Der Konflikt zwischen VW-Chef Matthias Müller und Audi-Manager Rupert Stadler spitzt sich zu. Angeblich hat die Suche nach einem Nachfolger für den Posten in Ingolstadt schon begonnen.

Von Max Hägler, München

Der Kampf um die Deutungshoheit beim neuesten Kapitel des Diesel-Skandals geht weiter - und hat sich offenbar zu einem Konflikt zwischen VW-Konzernchef Matthias Müller und Rupert Stadler ausgewachsen, dem Chef des Tochterunternehmens Audi. "Der ganze Fall hat Stadler nicht genutzt", heißt es aus der Konzernzentrale in Wolfsburg, wo sie mit der Kommunikationsstrategie Stadlers und einigen seiner Topmanager hadern. Und wieder wird nun über Ablösung des Top-Managers spekuliert.

Die Entstehung der Streitigkeiten: Nachdem Bundesverkehrsminister Alexander Dobrindt (CSU) dem Audi-Konzern am Donnerstagabend den Einsatz einer "illegalen Abschalteinrichtung" vorgeworfen hatte, wehrte sich Vorstandschef Stadler mit Vehemenz: "Die Politik stellt da gerade manches anders dar und hat uns mit ihrem Alleingang an die Medien überrascht." Er sei persönlich enttäuscht von Dobrindt, sagte Stadler am Freitag. Und: da werfe womöglich der Wahlkampf schon seine ersten Schatten - im Sinne von: Dobrindt geriert sich als übereifriger Aufklärer bei einer Sache, die so schlimm nicht sei.

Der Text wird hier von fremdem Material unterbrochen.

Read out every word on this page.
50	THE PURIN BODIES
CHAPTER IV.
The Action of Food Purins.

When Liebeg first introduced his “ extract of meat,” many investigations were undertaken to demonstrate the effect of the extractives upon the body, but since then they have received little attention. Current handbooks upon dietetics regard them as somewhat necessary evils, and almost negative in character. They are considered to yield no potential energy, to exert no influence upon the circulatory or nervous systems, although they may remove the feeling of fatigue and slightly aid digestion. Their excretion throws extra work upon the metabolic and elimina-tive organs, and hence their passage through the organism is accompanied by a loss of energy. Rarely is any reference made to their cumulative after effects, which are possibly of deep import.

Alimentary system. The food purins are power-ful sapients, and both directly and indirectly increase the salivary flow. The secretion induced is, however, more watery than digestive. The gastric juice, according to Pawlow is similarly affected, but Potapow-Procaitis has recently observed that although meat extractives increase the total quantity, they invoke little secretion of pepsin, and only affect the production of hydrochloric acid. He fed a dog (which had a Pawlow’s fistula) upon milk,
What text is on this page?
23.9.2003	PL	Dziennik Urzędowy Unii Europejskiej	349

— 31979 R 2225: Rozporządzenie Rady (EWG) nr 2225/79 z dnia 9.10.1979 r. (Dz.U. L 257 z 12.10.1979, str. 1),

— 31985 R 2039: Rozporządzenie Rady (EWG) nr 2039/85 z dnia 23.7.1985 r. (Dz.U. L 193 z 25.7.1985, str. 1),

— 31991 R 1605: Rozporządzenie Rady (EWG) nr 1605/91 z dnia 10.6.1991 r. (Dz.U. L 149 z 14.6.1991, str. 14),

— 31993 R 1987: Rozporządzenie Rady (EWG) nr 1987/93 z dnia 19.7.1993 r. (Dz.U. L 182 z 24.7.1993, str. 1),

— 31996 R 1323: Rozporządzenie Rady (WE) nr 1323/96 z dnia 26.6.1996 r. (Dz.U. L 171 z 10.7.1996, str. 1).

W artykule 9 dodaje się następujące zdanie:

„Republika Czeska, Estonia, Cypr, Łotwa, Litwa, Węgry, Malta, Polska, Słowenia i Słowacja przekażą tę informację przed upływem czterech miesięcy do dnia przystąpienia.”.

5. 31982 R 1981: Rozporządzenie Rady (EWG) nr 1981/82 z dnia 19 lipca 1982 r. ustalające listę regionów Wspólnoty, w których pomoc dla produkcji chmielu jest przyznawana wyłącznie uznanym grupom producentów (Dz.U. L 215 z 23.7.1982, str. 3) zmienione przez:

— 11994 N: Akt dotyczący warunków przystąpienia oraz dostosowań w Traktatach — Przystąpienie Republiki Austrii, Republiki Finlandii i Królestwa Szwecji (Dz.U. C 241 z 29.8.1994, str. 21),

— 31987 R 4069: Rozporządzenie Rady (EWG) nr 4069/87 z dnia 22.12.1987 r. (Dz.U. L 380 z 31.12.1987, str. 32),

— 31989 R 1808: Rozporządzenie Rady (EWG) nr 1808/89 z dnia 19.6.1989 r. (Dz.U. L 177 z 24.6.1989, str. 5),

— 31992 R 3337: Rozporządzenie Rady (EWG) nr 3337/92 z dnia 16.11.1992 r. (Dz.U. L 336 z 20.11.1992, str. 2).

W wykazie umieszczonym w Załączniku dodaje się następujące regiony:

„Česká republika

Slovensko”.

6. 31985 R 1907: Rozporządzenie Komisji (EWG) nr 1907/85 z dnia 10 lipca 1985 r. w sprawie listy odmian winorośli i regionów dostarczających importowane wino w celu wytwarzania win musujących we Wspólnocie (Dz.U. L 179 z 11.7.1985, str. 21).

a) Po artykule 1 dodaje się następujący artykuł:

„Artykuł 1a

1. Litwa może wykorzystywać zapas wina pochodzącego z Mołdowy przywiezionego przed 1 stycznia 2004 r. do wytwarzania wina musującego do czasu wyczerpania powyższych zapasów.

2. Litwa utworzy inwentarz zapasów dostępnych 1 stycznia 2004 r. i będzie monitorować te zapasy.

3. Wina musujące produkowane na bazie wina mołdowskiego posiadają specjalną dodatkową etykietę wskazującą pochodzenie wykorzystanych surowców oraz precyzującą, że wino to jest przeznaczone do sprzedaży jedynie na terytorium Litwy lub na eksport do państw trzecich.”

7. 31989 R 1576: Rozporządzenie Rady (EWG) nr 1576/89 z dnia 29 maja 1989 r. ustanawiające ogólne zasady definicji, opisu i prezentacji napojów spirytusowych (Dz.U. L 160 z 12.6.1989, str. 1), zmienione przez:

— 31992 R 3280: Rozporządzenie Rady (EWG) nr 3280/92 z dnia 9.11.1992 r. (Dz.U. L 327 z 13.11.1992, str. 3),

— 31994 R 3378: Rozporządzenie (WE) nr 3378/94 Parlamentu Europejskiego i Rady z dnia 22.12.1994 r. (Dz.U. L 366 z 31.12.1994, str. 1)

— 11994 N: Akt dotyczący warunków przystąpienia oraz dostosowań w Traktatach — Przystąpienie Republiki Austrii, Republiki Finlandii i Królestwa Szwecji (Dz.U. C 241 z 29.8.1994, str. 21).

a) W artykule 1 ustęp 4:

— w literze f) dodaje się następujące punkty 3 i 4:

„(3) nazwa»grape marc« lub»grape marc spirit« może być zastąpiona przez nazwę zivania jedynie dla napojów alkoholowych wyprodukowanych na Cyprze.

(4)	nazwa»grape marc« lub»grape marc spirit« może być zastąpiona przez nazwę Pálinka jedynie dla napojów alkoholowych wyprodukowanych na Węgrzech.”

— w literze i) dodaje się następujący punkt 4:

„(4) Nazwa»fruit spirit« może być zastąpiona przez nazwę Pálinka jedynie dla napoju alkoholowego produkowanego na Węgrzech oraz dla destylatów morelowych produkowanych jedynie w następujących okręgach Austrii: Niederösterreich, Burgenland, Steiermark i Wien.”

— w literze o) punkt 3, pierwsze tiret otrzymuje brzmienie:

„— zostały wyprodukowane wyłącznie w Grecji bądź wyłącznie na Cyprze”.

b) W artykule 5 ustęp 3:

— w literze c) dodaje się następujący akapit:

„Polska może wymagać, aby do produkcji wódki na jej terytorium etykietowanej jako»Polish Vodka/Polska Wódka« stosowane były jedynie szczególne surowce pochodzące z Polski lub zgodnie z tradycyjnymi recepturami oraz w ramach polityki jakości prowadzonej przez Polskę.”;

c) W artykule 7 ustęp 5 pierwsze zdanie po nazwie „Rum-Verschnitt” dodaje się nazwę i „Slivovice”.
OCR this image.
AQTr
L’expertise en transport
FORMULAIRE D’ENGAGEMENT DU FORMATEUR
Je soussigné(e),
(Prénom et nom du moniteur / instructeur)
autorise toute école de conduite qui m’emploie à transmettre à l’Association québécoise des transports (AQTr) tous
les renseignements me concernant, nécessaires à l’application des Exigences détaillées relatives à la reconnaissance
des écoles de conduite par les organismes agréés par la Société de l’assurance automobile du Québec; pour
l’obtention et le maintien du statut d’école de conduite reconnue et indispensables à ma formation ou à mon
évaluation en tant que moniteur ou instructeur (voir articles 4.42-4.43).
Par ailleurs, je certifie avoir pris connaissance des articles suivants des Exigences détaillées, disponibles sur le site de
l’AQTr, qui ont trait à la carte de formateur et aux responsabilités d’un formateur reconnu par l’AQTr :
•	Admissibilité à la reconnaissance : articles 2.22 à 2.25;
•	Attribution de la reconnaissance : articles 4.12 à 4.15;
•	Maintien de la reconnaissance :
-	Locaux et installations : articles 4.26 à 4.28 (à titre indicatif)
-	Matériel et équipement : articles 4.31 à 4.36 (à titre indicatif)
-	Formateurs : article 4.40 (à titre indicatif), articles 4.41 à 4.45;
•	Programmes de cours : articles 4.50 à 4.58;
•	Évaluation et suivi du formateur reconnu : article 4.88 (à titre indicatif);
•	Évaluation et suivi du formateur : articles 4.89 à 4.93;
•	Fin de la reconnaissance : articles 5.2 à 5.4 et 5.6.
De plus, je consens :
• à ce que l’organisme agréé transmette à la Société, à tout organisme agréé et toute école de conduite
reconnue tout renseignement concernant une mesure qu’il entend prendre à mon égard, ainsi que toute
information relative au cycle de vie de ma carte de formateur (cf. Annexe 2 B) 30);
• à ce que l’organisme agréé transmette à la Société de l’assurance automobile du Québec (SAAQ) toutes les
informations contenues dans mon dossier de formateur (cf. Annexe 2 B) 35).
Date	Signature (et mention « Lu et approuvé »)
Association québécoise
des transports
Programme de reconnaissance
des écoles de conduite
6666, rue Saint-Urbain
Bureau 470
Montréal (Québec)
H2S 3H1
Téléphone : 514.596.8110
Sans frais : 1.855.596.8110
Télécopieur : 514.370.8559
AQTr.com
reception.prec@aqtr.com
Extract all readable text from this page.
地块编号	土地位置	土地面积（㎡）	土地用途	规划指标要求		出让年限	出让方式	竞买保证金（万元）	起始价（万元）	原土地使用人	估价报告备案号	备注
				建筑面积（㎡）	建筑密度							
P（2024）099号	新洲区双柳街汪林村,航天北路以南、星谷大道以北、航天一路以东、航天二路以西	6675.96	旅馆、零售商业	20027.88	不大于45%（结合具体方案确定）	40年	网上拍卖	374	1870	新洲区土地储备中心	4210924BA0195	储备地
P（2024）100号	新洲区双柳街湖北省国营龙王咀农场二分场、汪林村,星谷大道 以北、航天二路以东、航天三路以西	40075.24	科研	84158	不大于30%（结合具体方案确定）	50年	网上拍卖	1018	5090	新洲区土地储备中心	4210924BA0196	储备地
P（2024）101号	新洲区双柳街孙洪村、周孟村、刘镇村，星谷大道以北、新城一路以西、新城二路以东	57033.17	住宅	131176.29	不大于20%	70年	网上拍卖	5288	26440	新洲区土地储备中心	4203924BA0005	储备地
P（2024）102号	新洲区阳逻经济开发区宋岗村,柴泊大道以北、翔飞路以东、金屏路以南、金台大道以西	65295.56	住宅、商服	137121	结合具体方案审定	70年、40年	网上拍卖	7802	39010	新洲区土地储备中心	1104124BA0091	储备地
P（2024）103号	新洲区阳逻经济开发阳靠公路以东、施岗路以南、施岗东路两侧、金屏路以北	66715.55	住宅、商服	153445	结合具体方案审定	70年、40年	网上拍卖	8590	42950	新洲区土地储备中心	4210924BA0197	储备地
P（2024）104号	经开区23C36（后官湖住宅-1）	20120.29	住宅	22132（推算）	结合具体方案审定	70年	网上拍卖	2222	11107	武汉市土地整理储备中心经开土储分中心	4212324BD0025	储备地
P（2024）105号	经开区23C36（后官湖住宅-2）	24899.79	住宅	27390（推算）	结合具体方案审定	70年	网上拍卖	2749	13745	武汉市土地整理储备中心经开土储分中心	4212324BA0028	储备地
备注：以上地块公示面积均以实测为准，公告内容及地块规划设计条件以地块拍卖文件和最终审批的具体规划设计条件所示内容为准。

Stadler hatte das Öffentlichmachen wohl erst ein bisschen später erwartet

Nach den Pfingsttagen steht nun allerdings wieder der Chef der Premiummarke aus Ingolstadt selbst im Feuer. Stadler sei "etwas übers Ziel hinausgeschossen", erklärte am Wochenende ein Sprecher der Konzernmutter Volkswagen. Es scheint wohl doch so gewesen zu sein - entgegen anfänglich anderer Lesart im Konzern -, dass der Minister den VW-Chef am Donnerstag vorab persönlich von dem drohenden Rückruf informierte, der dann rasch verkündet wurde.

Stadler hatte das Öffentlichmachen wohl erst ein bisschen später erwartet und wollte das selbst mitsteuern - woraus offensichtlich nichts wurde. Von Volkswagen hieß es, Stadler und Dobrindt hätten am Samstag telefoniert und sich ausgesprochen: "Das Thema ist aus der Welt." Historie, quasi. Es gehe nun nur noch darum, die Sache abzuarbeiten - also die Wagen in die Werkstätten zu holen und ihnen eine neue Software zu verpassen.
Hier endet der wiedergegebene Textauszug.